Arquivo de 2 de fevereiro de 2015

Cachorros, porcos e vacas – quanta deselegância!?

segunda-feira, 2 de fevereiro de 2015

A leitura dos artigos postados neste blogue é prova suficiente de que se procura ter uma postura bem educada, elegante, ética. Nada mais recomendável a um blogue que busca representar o pensamento da própria universidade ao abordar um tema específico: os vestibulares.

Evidentemente, como os artigos são, de modo geral, dirigidos aos jovens candidatos, o blogueiro trata de atribuir, em meio aos conselhos e lições, um tom alegre e bem-humorado aos textos, para que possam ser lidos com satisfação e prazer. O próprio discurso do blogueiro, neste sentido, tenta ser um bom exemplo de como escrever bem, seguindo com fidelidade a norma-padrão. É obrigação nossa.

O blogueiro, é claro, poderia escrever de um modo ainda mais descontraído, utilizando muitas gírias e expressões do discurso coloquial. Embora tal atitude parecesse até mais simpática, não serviria, porém, para os objetivos do blogue de sempre encerrar alguma dose de ensinamento e demonstrar, na prática, que falar e escrever bem não são tarefas impossíveis, mas, ao contrário, altamente recomendáveis a um candidato e a um estudante universitário. Justamente por isso a fala e a escrita, sob o ponto de vista culto, devem estar sempre associadas à boa-educação, à elegância e à ética. Não se compreende universidade sem boa-educação; não se compreende indivíduo culto sem elegância; não se compreende atuação profissional sem ética. São conceitos estreitamente entrelaçados. E o discurso oral e escrito devem ser o espelho desses conceitos.

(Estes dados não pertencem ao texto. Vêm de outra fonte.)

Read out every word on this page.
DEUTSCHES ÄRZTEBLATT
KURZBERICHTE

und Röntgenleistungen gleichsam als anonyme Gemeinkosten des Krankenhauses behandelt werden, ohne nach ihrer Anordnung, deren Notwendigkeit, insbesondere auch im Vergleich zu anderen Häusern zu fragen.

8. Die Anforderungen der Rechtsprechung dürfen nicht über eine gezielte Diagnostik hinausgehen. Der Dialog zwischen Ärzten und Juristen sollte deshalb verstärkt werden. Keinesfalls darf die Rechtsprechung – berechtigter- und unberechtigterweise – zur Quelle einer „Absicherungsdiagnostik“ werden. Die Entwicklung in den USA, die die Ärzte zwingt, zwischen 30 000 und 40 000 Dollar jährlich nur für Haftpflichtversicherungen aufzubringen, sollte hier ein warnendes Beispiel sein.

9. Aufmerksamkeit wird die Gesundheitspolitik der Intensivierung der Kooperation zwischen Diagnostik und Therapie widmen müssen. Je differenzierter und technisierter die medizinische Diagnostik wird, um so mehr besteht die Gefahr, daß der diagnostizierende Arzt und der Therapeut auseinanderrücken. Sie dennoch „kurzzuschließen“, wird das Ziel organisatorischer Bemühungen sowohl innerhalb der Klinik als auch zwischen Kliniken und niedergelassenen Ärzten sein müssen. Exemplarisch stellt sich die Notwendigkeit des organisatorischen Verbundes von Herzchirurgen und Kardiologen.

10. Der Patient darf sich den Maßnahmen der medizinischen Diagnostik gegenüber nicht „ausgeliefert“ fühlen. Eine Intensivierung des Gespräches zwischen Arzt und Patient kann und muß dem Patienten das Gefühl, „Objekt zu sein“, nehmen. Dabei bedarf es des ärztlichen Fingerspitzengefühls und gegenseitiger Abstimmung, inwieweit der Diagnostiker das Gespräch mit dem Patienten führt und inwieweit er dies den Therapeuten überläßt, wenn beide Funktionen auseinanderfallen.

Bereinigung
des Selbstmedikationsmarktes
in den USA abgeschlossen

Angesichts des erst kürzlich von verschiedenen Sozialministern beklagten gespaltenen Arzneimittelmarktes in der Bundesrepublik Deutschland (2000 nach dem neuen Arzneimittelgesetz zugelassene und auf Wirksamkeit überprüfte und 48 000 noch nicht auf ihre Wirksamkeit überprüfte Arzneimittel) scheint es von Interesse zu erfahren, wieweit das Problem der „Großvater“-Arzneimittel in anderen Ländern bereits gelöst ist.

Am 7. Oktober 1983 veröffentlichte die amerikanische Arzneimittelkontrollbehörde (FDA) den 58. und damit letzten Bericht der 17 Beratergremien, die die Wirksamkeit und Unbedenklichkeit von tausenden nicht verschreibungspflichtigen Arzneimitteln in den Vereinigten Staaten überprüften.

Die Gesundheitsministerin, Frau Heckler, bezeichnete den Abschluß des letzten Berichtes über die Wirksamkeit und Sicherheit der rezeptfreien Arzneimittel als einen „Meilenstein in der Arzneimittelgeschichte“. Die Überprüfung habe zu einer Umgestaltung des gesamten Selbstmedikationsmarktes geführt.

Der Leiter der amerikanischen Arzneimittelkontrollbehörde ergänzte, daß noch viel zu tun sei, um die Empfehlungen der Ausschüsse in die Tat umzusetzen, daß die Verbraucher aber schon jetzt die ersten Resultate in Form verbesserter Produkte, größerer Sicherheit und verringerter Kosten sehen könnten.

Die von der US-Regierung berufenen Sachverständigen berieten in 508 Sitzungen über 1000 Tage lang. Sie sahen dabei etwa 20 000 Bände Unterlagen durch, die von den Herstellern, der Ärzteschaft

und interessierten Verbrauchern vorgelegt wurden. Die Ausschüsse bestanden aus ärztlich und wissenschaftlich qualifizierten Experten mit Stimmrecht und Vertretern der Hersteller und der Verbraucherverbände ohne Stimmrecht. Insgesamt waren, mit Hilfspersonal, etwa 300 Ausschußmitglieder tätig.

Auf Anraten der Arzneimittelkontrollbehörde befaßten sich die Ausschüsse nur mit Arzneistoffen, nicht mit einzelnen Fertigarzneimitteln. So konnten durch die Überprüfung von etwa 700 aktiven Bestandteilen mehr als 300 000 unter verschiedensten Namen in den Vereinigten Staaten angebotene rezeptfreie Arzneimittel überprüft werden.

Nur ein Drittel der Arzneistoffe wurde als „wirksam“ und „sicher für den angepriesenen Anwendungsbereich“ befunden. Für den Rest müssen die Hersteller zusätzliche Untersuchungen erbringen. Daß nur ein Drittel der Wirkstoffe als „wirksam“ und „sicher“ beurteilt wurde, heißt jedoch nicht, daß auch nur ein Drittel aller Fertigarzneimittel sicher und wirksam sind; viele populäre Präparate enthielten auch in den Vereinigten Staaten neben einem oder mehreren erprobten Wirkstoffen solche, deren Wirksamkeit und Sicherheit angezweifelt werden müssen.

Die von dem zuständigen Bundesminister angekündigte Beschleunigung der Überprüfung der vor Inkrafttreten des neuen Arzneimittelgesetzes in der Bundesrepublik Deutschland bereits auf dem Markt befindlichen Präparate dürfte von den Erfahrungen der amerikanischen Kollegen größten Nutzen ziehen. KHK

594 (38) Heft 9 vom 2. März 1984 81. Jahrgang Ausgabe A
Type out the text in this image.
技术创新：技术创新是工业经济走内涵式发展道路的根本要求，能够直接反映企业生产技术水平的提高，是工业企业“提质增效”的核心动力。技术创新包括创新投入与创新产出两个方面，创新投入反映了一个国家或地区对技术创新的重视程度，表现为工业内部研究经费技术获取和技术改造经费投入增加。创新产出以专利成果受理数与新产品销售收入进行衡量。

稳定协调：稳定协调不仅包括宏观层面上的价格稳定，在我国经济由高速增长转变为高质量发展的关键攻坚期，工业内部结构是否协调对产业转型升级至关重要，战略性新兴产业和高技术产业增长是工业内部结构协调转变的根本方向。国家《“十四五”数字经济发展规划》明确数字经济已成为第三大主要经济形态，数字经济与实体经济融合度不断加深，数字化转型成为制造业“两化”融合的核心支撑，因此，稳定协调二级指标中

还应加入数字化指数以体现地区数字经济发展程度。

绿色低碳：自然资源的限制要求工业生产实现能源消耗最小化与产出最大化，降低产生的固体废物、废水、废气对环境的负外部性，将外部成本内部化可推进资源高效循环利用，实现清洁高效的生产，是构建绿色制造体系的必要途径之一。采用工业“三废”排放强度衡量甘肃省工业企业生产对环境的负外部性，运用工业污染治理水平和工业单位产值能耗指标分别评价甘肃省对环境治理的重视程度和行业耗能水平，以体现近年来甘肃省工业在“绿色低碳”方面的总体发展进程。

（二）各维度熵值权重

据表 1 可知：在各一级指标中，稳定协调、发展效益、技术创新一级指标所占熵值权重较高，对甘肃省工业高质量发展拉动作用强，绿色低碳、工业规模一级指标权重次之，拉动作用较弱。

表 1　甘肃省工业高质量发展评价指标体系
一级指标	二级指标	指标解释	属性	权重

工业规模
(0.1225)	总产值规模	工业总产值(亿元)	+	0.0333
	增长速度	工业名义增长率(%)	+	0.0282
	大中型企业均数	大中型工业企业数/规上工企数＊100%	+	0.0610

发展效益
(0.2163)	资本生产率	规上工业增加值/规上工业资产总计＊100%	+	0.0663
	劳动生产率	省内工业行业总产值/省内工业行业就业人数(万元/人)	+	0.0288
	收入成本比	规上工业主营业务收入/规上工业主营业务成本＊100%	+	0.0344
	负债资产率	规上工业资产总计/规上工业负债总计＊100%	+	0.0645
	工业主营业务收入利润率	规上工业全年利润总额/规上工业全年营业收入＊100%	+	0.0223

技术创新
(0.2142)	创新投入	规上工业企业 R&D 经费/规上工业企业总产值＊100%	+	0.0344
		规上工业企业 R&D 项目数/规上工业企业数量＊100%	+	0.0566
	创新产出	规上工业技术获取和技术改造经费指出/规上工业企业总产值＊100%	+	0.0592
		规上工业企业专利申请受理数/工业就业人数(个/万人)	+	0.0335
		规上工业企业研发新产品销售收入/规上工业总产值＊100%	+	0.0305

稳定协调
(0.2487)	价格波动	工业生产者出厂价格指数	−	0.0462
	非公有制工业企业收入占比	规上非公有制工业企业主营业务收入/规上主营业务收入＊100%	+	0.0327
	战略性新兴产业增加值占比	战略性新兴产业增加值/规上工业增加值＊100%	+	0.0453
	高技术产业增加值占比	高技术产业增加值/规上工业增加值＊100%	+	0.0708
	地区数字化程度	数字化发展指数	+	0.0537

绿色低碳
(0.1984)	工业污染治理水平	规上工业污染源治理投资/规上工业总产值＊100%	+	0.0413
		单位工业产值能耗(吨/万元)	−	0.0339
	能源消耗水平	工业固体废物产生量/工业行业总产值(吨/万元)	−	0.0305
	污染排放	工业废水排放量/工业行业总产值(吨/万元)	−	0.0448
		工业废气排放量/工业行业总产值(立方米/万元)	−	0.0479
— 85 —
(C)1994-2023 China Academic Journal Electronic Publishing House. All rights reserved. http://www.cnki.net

A atitude do blogue, portanto, de procurar sempre seguir tais princípios revela grande utilidade quando contrastatada com o que presenciamos na atualidade, em que parece estar crescendo uma tendência contrária a esses valores. Muitas pessoas que ocupam altos cargos executivos em diferentes tipos de atividade estão deixando muitas vezes seus discursos degringolarem para a vulgaridade, com usos do discurso coloquial invadindo  o discurso formal que deveriam trilhar. Exemplos? Não faltam. Uma personalidade ilustre e conhecida, em meio a um discurso em que teria a obrigação de ser bem-educada e elegante, de repente deixa escapar que não pôde ir à passeata de protesto, porque chovia pra cachorro; outra afirmou que o governo está matando cachorro a grito. Certo executivo declarou pomposamente que, ao mudar de empresa, errou de porca e caiu no leitão. Tudo isso sem falar que já está virando moda entre pessoas importantes dizerem que não tomarão certa decisão nem que a vaca tussa! Nessa mesma linha pecuária, certo analista econômico, ao focalizar a situação do país, adora dizer que a vaca está indo para o brejo!

Pobres desses animais, cujo nome serve a expressões como essas, justificáveis, saborosas e engraçadinhas no discurso corriqueiro, coloquial, mas incompatíveis com a elegância que deve reger o discurso formal.

Isso quer dizer que expressões como essas não devem ser nunca mencionadas no discurso formal? Mencionadas até podem, desde que o orador faça ressalvas para demonstrar que sabe o que está fazendo: como diz o povo, como se diz vulgarmente, como se costuma dizer coloquialmente. Ressalvas como estas demonstram que o orador ou escritor mobilizou tais expressões com plena consciência, para “colorir” seu discurso. Todavia, sem essas ressalvas, usadas espontaneamente, as referidas frases feitas atribuem ao discurso e ao orador um tom indesejável de deselegância. Vale ressaltar, também, que, mesmo com ressalvas, o escritor ou orador não deve abusar do recurso.

Por isso, nunca imite tais usos em suas redações, imaginando que muitas gracinhas coloquiais enriquecem sua comunicação formal. Ao contrário, há gracinhas que não têm graça alguma.

E você, que acaba de ser aprovado e estudará na universidade, não se esqueça de que tanto o discurso acadêmico oral e escrito, como o seu próprio discurso profissional futuro devem mostrar, entre outros aspectos, que é um profissional de qualidade formado por universidade de qualidade. Deixe os cachorros, as porcas e as vacas em seu sossego e, quando quiser deixar claro que tomará certa atitude, afirme, com convicção e elegância: Chovia intensamente – O governo está tomando drásticas decisões – Não imaginei que a outra empresa tivesse pior desempenho  – Não tomarei essa decisão sob nenhuma hipótese – O governo está fracassando na solução dos problemas do país, etc., etc., etc.

Como se observa por estes últimos exemplos, nosso idioma fornece muito mais soluções de elegância do que de deselegância. Pense nisso.